A couple of weeks ago I had a conversation with a friend who had built a successful business and managed to retire quite early in life. We were talking about the terrible feeling associated with losing money from your business and thinking that you’ve made bad decisions that have put you and your loved ones in a difficult financial situation.
Then she said something that really shocked me. “I was never worried about losing money in my business. I lost ridiculous amounts of money and I didn’t care. I’ve always thought that inside, you need to want to lose because otherwise you will never win. If you’re worried about keeping what you have, you’ll never grow. Growing is losing. You need to like it.”
Well, I thought, that’s an extreme statement! I’ve heard that you need to accept losing and get used to it, but wanting to lose?
And then I thought about Kahneman’s study of loss aversion, and how the pain of losing doubles the pleasure of gaining. This theory was formulated in the late ’70s and has been subject to different revisions, among others by Richard Thaler, the 2017 winner of the Nobel Prize for Economics, who said “To be sure it is true that big financial losses can be more impactful than big financial gains, but this is not a cognitive bias that requires a loss aversion explanation, but perfectly rational behavior. If losing $10,000 means giving up the roof over your head whereas gaining $10,000 means going on an extra vacation, it is perfectly rational to be more concerned with the loss than the gain.”

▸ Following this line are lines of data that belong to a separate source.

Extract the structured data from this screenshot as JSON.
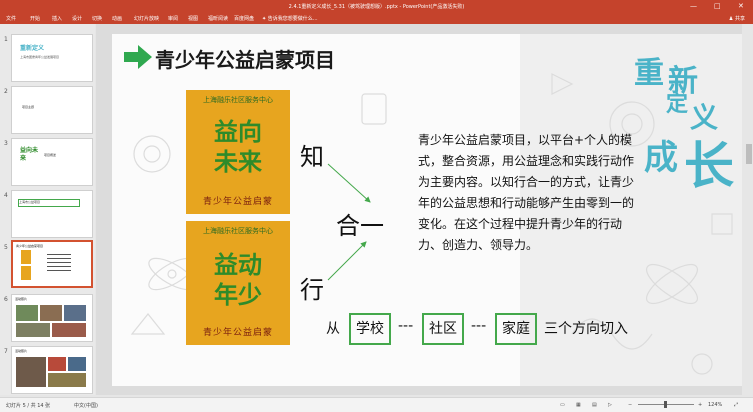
{
  "window": {
    "title": "2.4.1重新定义成长_5.31（被驾驶理想版）.pptx - PowerPoint(产品激活失败)",
    "controls": [
      "—",
      "□",
      "✕"
    ]
  },
  "ribbon": {
    "tabs": [
      "文件",
      "开始",
      "插入",
      "设计",
      "切换",
      "动画",
      "幻灯片放映",
      "审阅",
      "视图",
      "福昕阅读",
      "百度网盘"
    ],
    "tell_me": "告诉我您想要做什么...",
    "share": "共享"
  },
  "thumbnails": [
    {
      "num": "1",
      "line1": "重新定义",
      "line2": "上海市团委青年公益发展项目"
    },
    {
      "num": "2",
      "line1": "项目主题",
      "line2": ""
    },
    {
      "num": "3",
      "line1": "益向未来",
      "line2": "项目概述"
    },
    {
      "num": "4",
      "line1": "上海市公益项目",
      "line2": ""
    },
    {
      "num": "5",
      "line1": "青少年公益启蒙项目",
      "line2": ""
    },
    {
      "num": "6",
      "line1": "活动照片",
      "line2": ""
    },
    {
      "num": "7",
      "line1": "活动照片",
      "line2": ""
    }
  ],
  "slide": {
    "heading": "青少年公益启蒙项目",
    "logo_top": {
      "org": "上海融乐社区服务中心",
      "line1": "益向",
      "line2": "未来",
      "tagline": "青少年公益启蒙"
    },
    "logo_bottom": {
      "org": "上海融乐社区服务中心",
      "line1": "益动",
      "line2": "年少",
      "tagline": "青少年公益启蒙"
    },
    "zhi": "知",
    "xing": "行",
    "heyi": "合一",
    "paragraph": "青少年公益启蒙项目，以平台+个人的模式，整合资源，用公益理念和实践行动作为主要内容。以知行合一的方式，让青少年的公益思想和行动能够产生由零到一的变化。在这个过程中提升青少年的行动力、创造力、领导力。",
    "from": "从",
    "school": "学校",
    "sep1": "---",
    "community": "社区",
    "sep2": "---",
    "family": "家庭",
    "tail": "三个方向切入",
    "decor_chars": [
      "重",
      "新",
      "定",
      "义",
      "成",
      "长"
    ]
  },
  "status": {
    "slide_info": "幻灯片 5 / 共 14 张",
    "language": "中文(中国)",
    "zoom": "124%"
  },
  "colors": {
    "titlebar": "#c5432c",
    "green": "#44a84b",
    "logo_bg": "#e7a51f",
    "accent_teal": "#4ab3c8"
  }
}
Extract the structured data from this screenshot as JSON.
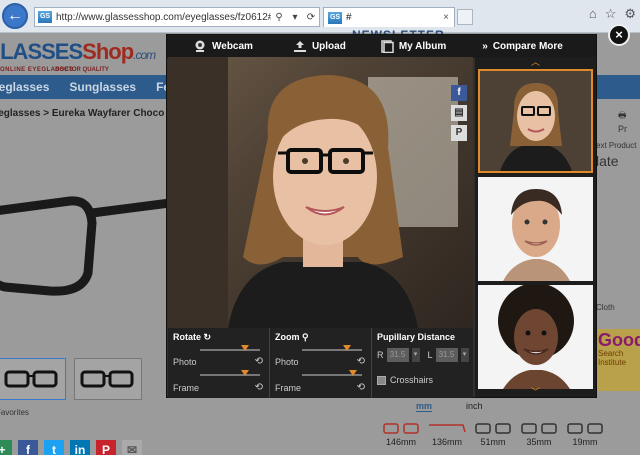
{
  "browser": {
    "url": "http://www.glassesshop.com/eyeglasses/fz0612#",
    "tab_title": "#",
    "favicon_text": "GS"
  },
  "site": {
    "logo_part1": "GLASSES",
    "logo_part2": "Shop",
    "logo_part3": ".com",
    "tagline": "ONLINE EYEGLASSES",
    "tagline2": "DOCTOR QUALITY",
    "newsletter": "NEWSLETTER",
    "nav": [
      "Eyeglasses",
      "Sunglasses",
      "Featured"
    ],
    "breadcrumb": "Eyeglasses > Eureka Wayfarer Choco",
    "favorites_label": "Favorites",
    "print_label": "Pr",
    "next_product_label": "ext Product",
    "product_title_fragment": "late",
    "cloth_label": "Cloth",
    "ad_title": "Good",
    "ad_subtitle": "Search Institute",
    "unit_mm": "mm",
    "unit_inch": "inch",
    "measurements": [
      "146mm",
      "136mm",
      "51mm",
      "35mm",
      "19mm"
    ]
  },
  "modal": {
    "toolbar": {
      "webcam": "Webcam",
      "upload": "Upload",
      "album": "My Album",
      "compare": "Compare More"
    },
    "rotate": {
      "title": "Rotate",
      "photo_label": "Photo",
      "frame_label": "Frame",
      "photo_value": 0.75,
      "frame_value": 0.75
    },
    "zoom": {
      "title": "Zoom",
      "photo_label": "Photo",
      "frame_label": "Frame",
      "photo_value": 0.75,
      "frame_value": 0.85
    },
    "pupillary": {
      "title": "Pupillary Distance",
      "r_label": "R",
      "r_value": "31.5",
      "l_label": "L",
      "l_value": "31.5",
      "crosshairs_label": "Crosshairs"
    }
  },
  "colors": {
    "accent": "#e08a2a",
    "nav_bg": "#2d5b8c",
    "modal_bg": "#303030"
  }
}
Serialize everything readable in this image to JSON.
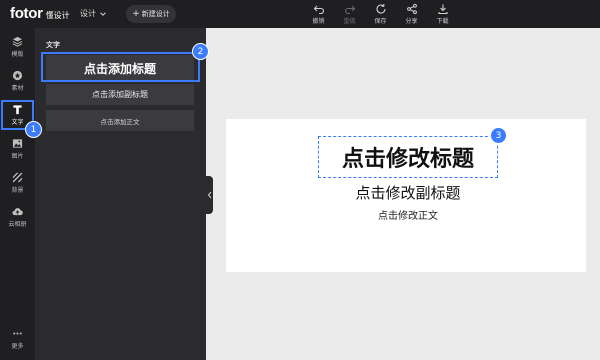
{
  "header": {
    "brand": "fotor",
    "brand_sub": "懂设计",
    "design_menu": "设计",
    "new_design": "新建设计",
    "tools": [
      {
        "label": "撤销",
        "icon": "undo-icon",
        "enabled": true
      },
      {
        "label": "重做",
        "icon": "redo-icon",
        "enabled": false
      },
      {
        "label": "保存",
        "icon": "save-icon",
        "enabled": true
      },
      {
        "label": "分享",
        "icon": "share-icon",
        "enabled": true
      },
      {
        "label": "下载",
        "icon": "download-icon",
        "enabled": true
      }
    ]
  },
  "sidebar": {
    "items": [
      {
        "label": "模版",
        "icon": "template-icon"
      },
      {
        "label": "素材",
        "icon": "elements-icon"
      },
      {
        "label": "文字",
        "icon": "text-icon",
        "active": true
      },
      {
        "label": "图片",
        "icon": "image-icon"
      },
      {
        "label": "背景",
        "icon": "background-icon"
      },
      {
        "label": "云相册",
        "icon": "cloud-album-icon"
      },
      {
        "label": "更多",
        "icon": "more-icon"
      }
    ]
  },
  "panel": {
    "title": "文字",
    "add_title": "点击添加标题",
    "add_subtitle": "点击添加副标题",
    "add_body": "点击添加正文"
  },
  "canvas": {
    "title": "点击修改标题",
    "subtitle": "点击修改副标题",
    "body": "点击修改正文"
  },
  "annotations": {
    "step1": "1",
    "step2": "2",
    "step3": "3",
    "color": "#3b7cff"
  }
}
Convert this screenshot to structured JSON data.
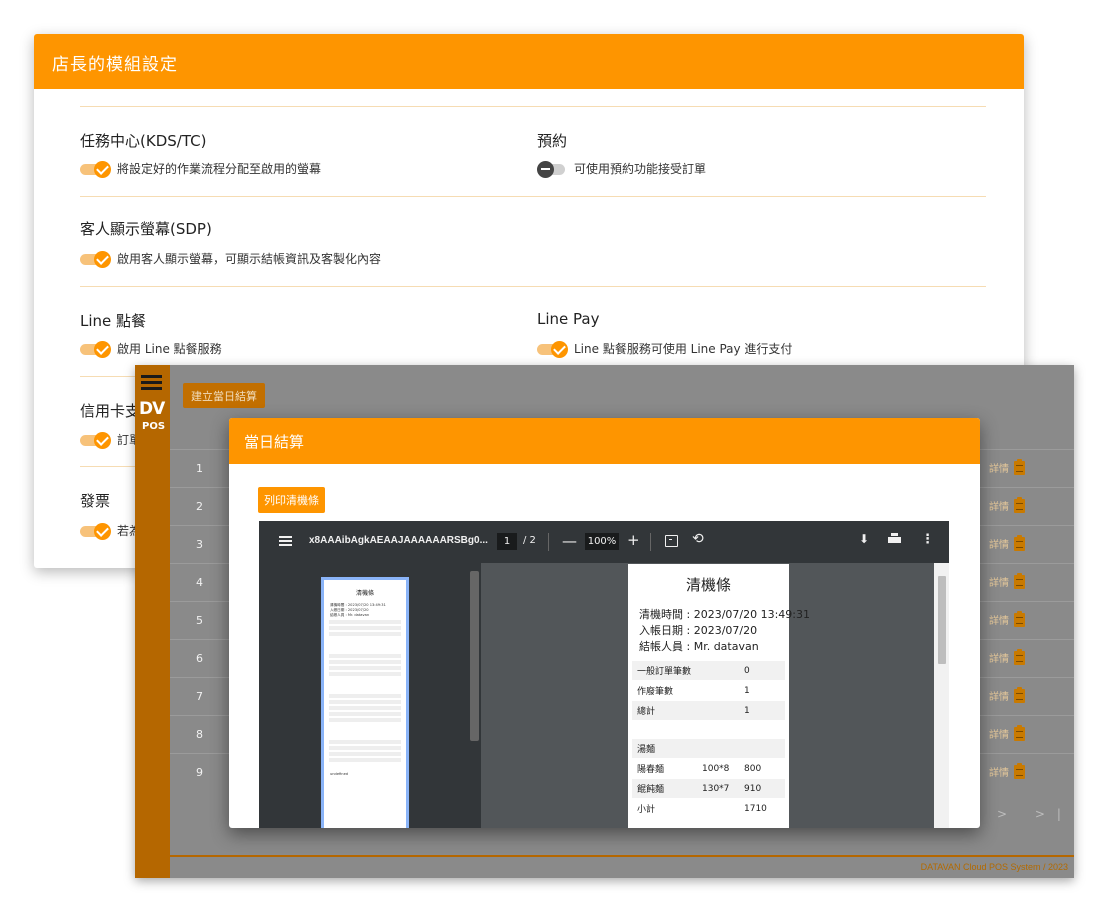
{
  "settings": {
    "title": "店長的模組設定",
    "modules": [
      {
        "title": "任務中心(KDS/TC)",
        "desc": "將設定好的作業流程分配至啟用的螢幕",
        "enabled": true
      },
      {
        "title": "預約",
        "desc": "可使用預約功能接受訂單",
        "enabled": false
      },
      {
        "title": "客人顯示螢幕(SDP)",
        "desc": "啟用客人顯示螢幕，可顯示結帳資訊及客製化內容",
        "enabled": true
      },
      {
        "title": "Line 點餐",
        "desc": "啟用 Line 點餐服務",
        "enabled": true
      },
      {
        "title": "Line Pay",
        "desc": "Line 點餐服務可使用 Line Pay 進行支付",
        "enabled": true
      },
      {
        "title": "信用卡支",
        "desc": "訂單",
        "enabled": true
      },
      {
        "title": "發票",
        "desc": "若為",
        "enabled": true
      }
    ]
  },
  "pos": {
    "logo_top": "DV",
    "logo_bottom": "POS",
    "build_button": "建立當日結算",
    "row_numbers": [
      "1",
      "2",
      "3",
      "4",
      "5",
      "6",
      "7",
      "8",
      "9"
    ],
    "detail_label": "詳情",
    "pager": "> >|",
    "footer": "DATAVAN Cloud POS System / 2023"
  },
  "dialog": {
    "title": "當日結算",
    "print_button": "列印清機條",
    "pdf": {
      "filename": "x8AAAibAgkAEAAJAAAAAARSBg0...",
      "page": "1",
      "page_total": "/ 2",
      "zoom": "100%",
      "minus": "—",
      "plus": "+",
      "rotate_glyph": "⟲",
      "download_glyph": "⬇",
      "more_glyph": "⋮"
    },
    "receipt": {
      "title": "清機條",
      "time_line": "清機時間 : 2023/07/20 13:49:31",
      "date_line": "入帳日期 : 2023/07/20",
      "user_line": "結帳人員 : Mr. datavan",
      "summary": [
        {
          "label": "一般訂單筆數",
          "value": "0"
        },
        {
          "label": "作廢筆數",
          "value": "1"
        },
        {
          "label": "總計",
          "value": "1"
        }
      ],
      "section_title": "湯麵",
      "items": [
        {
          "name": "陽春麵",
          "qty": "100*8",
          "amount": "800"
        },
        {
          "name": "餛飩麵",
          "qty": "130*7",
          "amount": "910"
        }
      ],
      "subtotal_label": "小計",
      "subtotal_value": "1710"
    },
    "thumbnail": {
      "lines": [
        "清機時間 : 2023/07/20 13:49:31",
        "入帳日期 : 2023/07/20",
        "結帳人員 : Mr. datavan"
      ],
      "footer_word": "undefined"
    }
  },
  "colors": {
    "accent": "#fe9500",
    "sidebar": "#b56700",
    "overlay": "#8a8a8a"
  }
}
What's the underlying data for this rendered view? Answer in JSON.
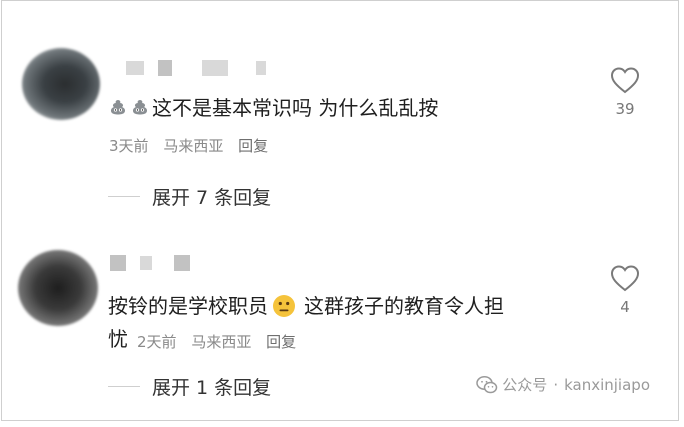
{
  "comments": [
    {
      "text": "这不是基本常识吗 为什么乱乱按",
      "time": "3天前",
      "location": "马来西亚",
      "reply_label": "回复",
      "likes": "39",
      "expand_label": "展开 7 条回复",
      "emoji_prefix": [
        "poop-emoji",
        "poop-emoji"
      ]
    },
    {
      "text_part1": "按铃的是学校职员",
      "text_part2": " 这群孩子的教育令人担",
      "text_line2": "忧",
      "time": "2天前",
      "location": "马来西亚",
      "reply_label": "回复",
      "likes": "4",
      "expand_label": "展开 1 条回复",
      "emoji_inline": "neutral-face-emoji"
    }
  ],
  "watermark": {
    "source": "公众号",
    "separator": "·",
    "account": "kanxinjiapo"
  }
}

Coming back to my friend, who has a comfortable life with no financial problems, her statement might come from the knowledge that no matter how much she loses she will always have shelter and food on the table for herself and her family. Losing is not as painful for her as it is for many other people.
But still there is some sort of truth about people who have achieved something remarkable in life, financially, spiritually, politically or emotionally: they were ready to lose, to let it go, to go into the unknown, to be uncomfortable, to take a risk.
In a way they wanted to lose something because they knew they could only achieve what they wanted in life if they gave up something else.
In many spiritual traditions acceptance is the ultimate way of achieving knowledge and enlightenment. In Aikido, when somebody attacks you, you don’t fight or resist but instead blend with their energy and redirect it towards them.
Milton Erickson, a psychiatrist who specialised in medical hypnosis, used a similar acceptance approach with his patients. Once he told the story of how he suggested to a patient who claimed to be Jesus Christ that he might work as a carpenter, for as Jesus Christ he would surely be good at it. The patient accepted the suggestion, and to the surprise of many of his colleagues he started doing manual work.
The most successful leaders and business people that I know cultivate radical acceptance as the art of dealing with everything that life throws at you without making it personal. And this comes with a big lesson: the secret of growing is embracing everything. If you want to win, you might also want to lose.